Doğrulayıcı Faktör Analizi Sonuçları
Doğrulayıcı Faktör analizine göre ölçüm aracının yapısal denklem model sonucu p=0,000 düzeyinde anlamlı olduğu, ölçüm aracını oluşturan 12 madde ve tek faktörlü ölçek yapısıyla ilişkili olduğu belirlenmiştir(Tablo 4).
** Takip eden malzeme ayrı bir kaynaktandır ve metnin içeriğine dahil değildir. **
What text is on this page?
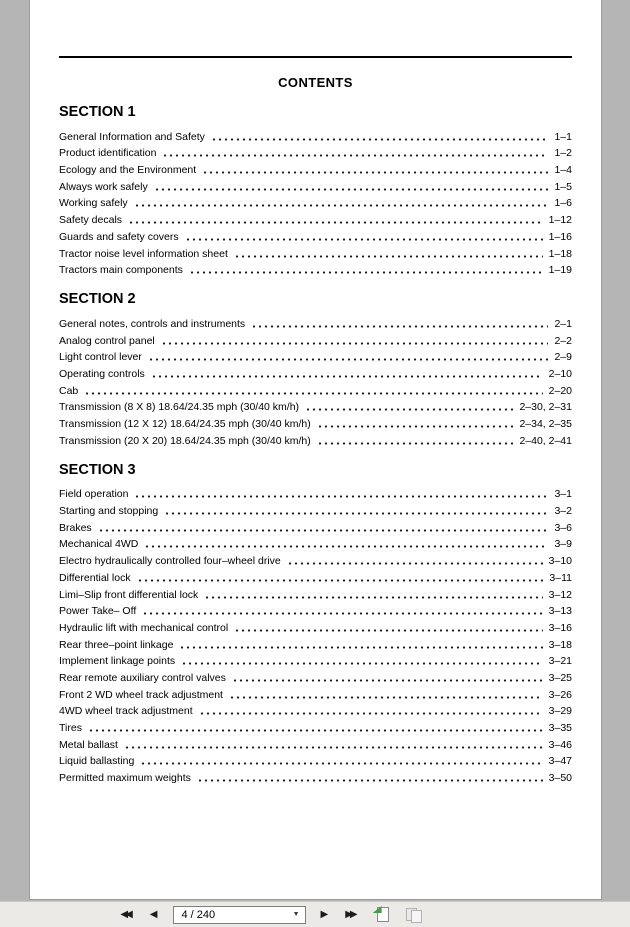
CONTENTS
SECTION 1
General Information and Safety	1–1
Product identification	1–2
Ecology and the Environment	1–4
Always work safely	1–5
Working safely	1–6
Safety decals	1–12
Guards and safety covers	1–16
Tractor noise level information sheet	1–18
Tractors main components	1–19
SECTION 2
General notes, controls and instruments	2–1
Analog control panel	2–2
Light control lever	2–9
Operating controls	2–10
Cab	2–20
Transmission (8 X 8) 18.64/24.35 mph (30/40 km/h)	2–30, 2–31
Transmission (12 X 12) 18.64/24.35 mph (30/40 km/h)	2–34, 2–35
Transmission (20 X 20) 18.64/24.35 mph (30/40 km/h)	2–40, 2–41
SECTION 3
Field operation	3–1
Starting and stopping	3–2
Brakes	3–6
Mechanical 4WD	3–9
Electro hydraulically controlled four–wheel drive	3–10
Differential lock	3–11
Limi–Slip front differential lock	3–12
Power Take– Off	3–13
Hydraulic lift with mechanical control	3–16
Rear three–point linkage	3–18
Implement linkage points	3–21
Rear remote auxiliary control valves	3–25
Front 2 WD wheel track adjustment	3–26
4WD wheel track adjustment	3–29
Tires	3–35
Metal ballast	3–46
Liquid ballasting	3–47
Permitted maximum weights	3–50
◀◀	◀ 4 / 240	▼ ▶ ▶▶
Tablo 4. Doğrulayıcı Faktör Analizine İlişkin Bulgular
MI değerleri yüksek olan hatalar (e1-e2; e4-e8; e5-e6; e10-e12; e11-e12) arasında kovaryans oluşturulmuştur. Birinci düzey faktör analizi sonuçlarına göre KEF-YİK'in uyum iyiliği indekslerine bakıldığında; RMSEA 0,103; ?2 (Cmin/df) 2,733; AGFI 0,952; GFI 0,962 VE SRMR 0,086 ile kabul edilebilir uyum gösterdiği tespit edilmiştir. Elde edilen bulgular dog?rultusunda o?lc?u?m aracının yapı gec?erlig?inin sag?landıg?ı tespit edilmis?tir.
Katılımcıların Sosyodemografik Bulgularının Analizi
Katılımcıların yaşları ve işitme kaybı sürelerinin korelasyonu Pearson Korelasyon Katsayısı ile incelenmiştir. Katılımcıların yaşı ve işitme kaybı süreleri ile KEF-YİK puanları arasında istatistiksel olarak anlamlı bir ilişki olmadığı görülmüştür (p>0,05).
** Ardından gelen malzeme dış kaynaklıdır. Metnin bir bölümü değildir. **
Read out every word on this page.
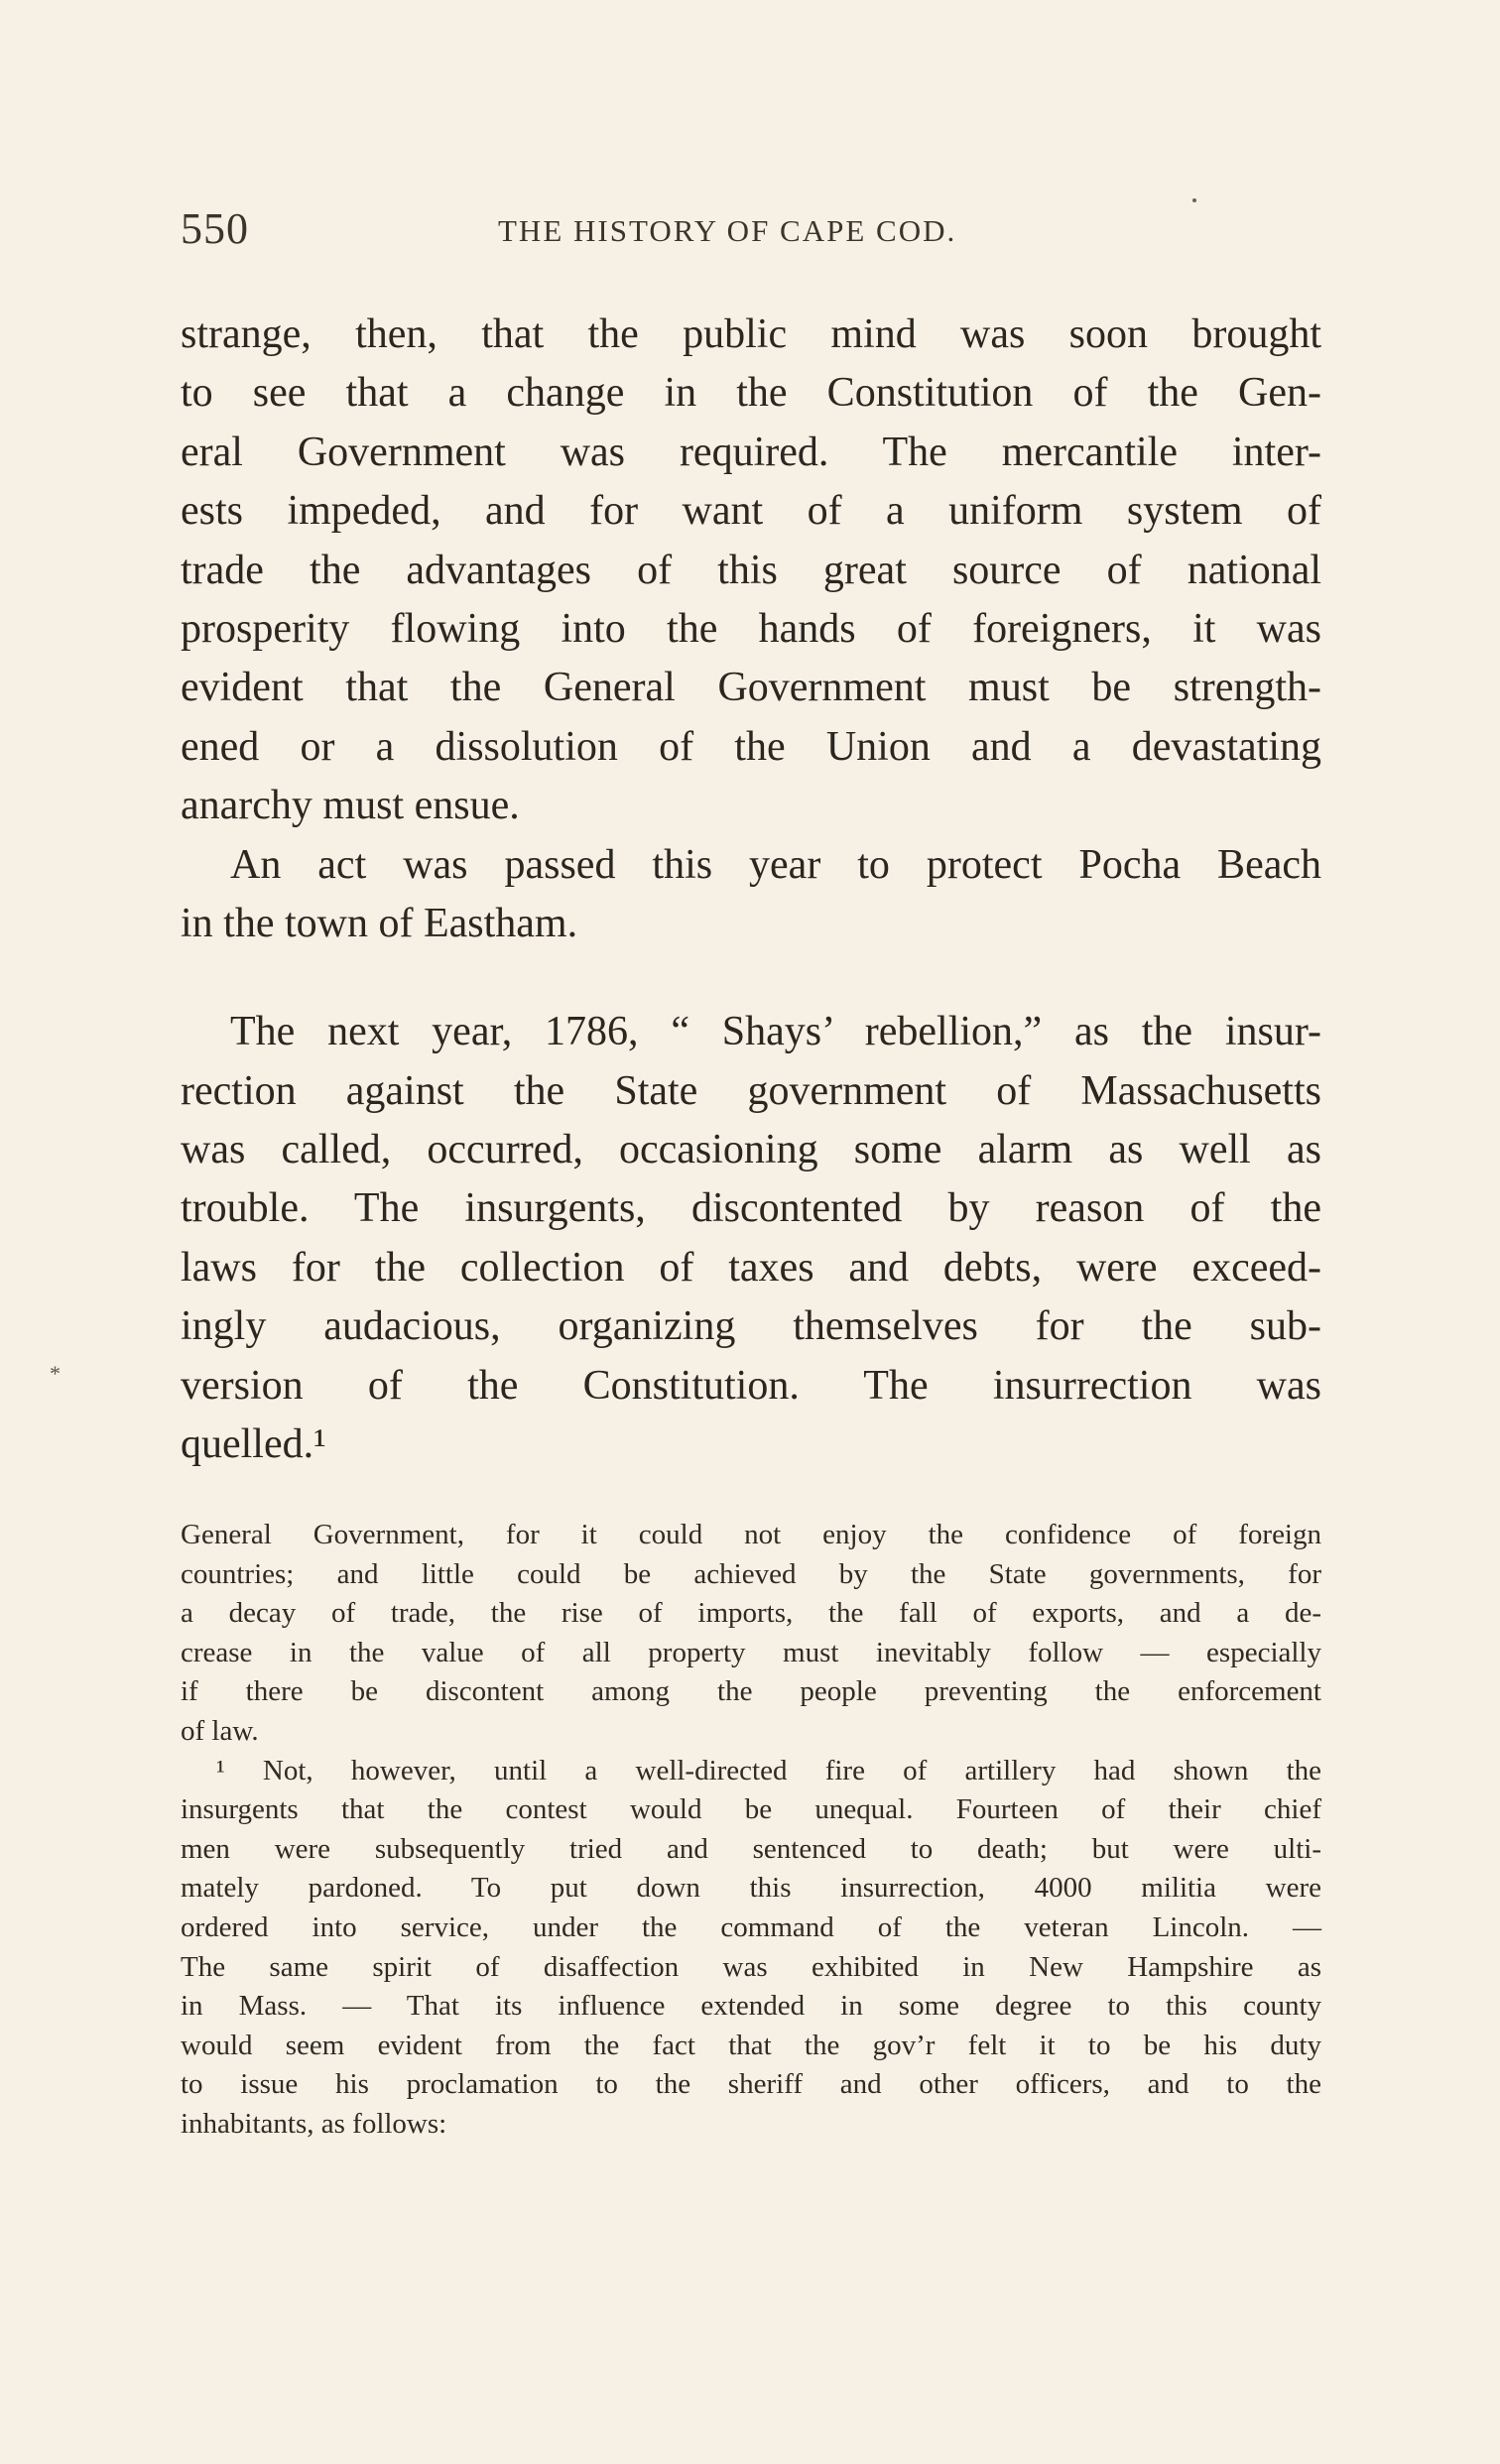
550	THE HISTORY OF CAPE COD.
*
strange, then, that the public mind was soon brought
to see that a change in the Constitution of the Gen-
eral Government was required. The mercantile inter-
ests impeded, and for want of a uniform system of
trade the advantages of this great source of national
prosperity flowing into the hands of foreigners, it was
evident that the General Government must be strength-
ened or a dissolution of the Union and a devastating
anarchy must ensue.
An act was passed this year to protect Pocha Beach
in the town of Eastham.
The next year, 1786, “ Shays’ rebellion,” as the insur-
rection against the State government of Massachusetts
was called, occurred, occasioning some alarm as well as
trouble. The insurgents, discontented by reason of the
laws for the collection of taxes and debts, were exceed-
ingly audacious, organizing themselves for the sub-
version of the Constitution. The insurrection was
quelled.¹
General Government, for it could not enjoy the confidence of foreign
countries; and little could be achieved by the State governments, for
a decay of trade, the rise of imports, the fall of exports, and a de-
crease in the value of all property must inevitably follow — especially
if there be discontent among the people preventing the enforcement
of law.
¹ Not, however, until a well-directed fire of artillery had shown the
insurgents that the contest would be unequal. Fourteen of their chief
men were subsequently tried and sentenced to death; but were ulti-
mately pardoned. To put down this insurrection, 4000 militia were
ordered into service, under the command of the veteran Lincoln. —
The same spirit of disaffection was exhibited in New Hampshire as
in Mass. — That its influence extended in some degree to this county
would seem evident from the fact that the gov’r felt it to be his duty
to issue his proclamation to the sheriff and other officers, and to the
inhabitants, as follows:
Yaş gruplarının işitme kaybını kabul etmesi ve harekete geçmesi üzerine etkisini inceleyebilmek amacıyla katılımcılar genç yetişkin (18-44), yetişkin (45-60) ve yaşlı (60+) olmak üzere 3 gruba ayrılmıştır[35]. Yaş grupları arasında KEF-YİK puanları karşılaştırıldığında istatiksel olarak anlamlı farklılık elde edilmemiştir (p>0,05) (Tablo 5).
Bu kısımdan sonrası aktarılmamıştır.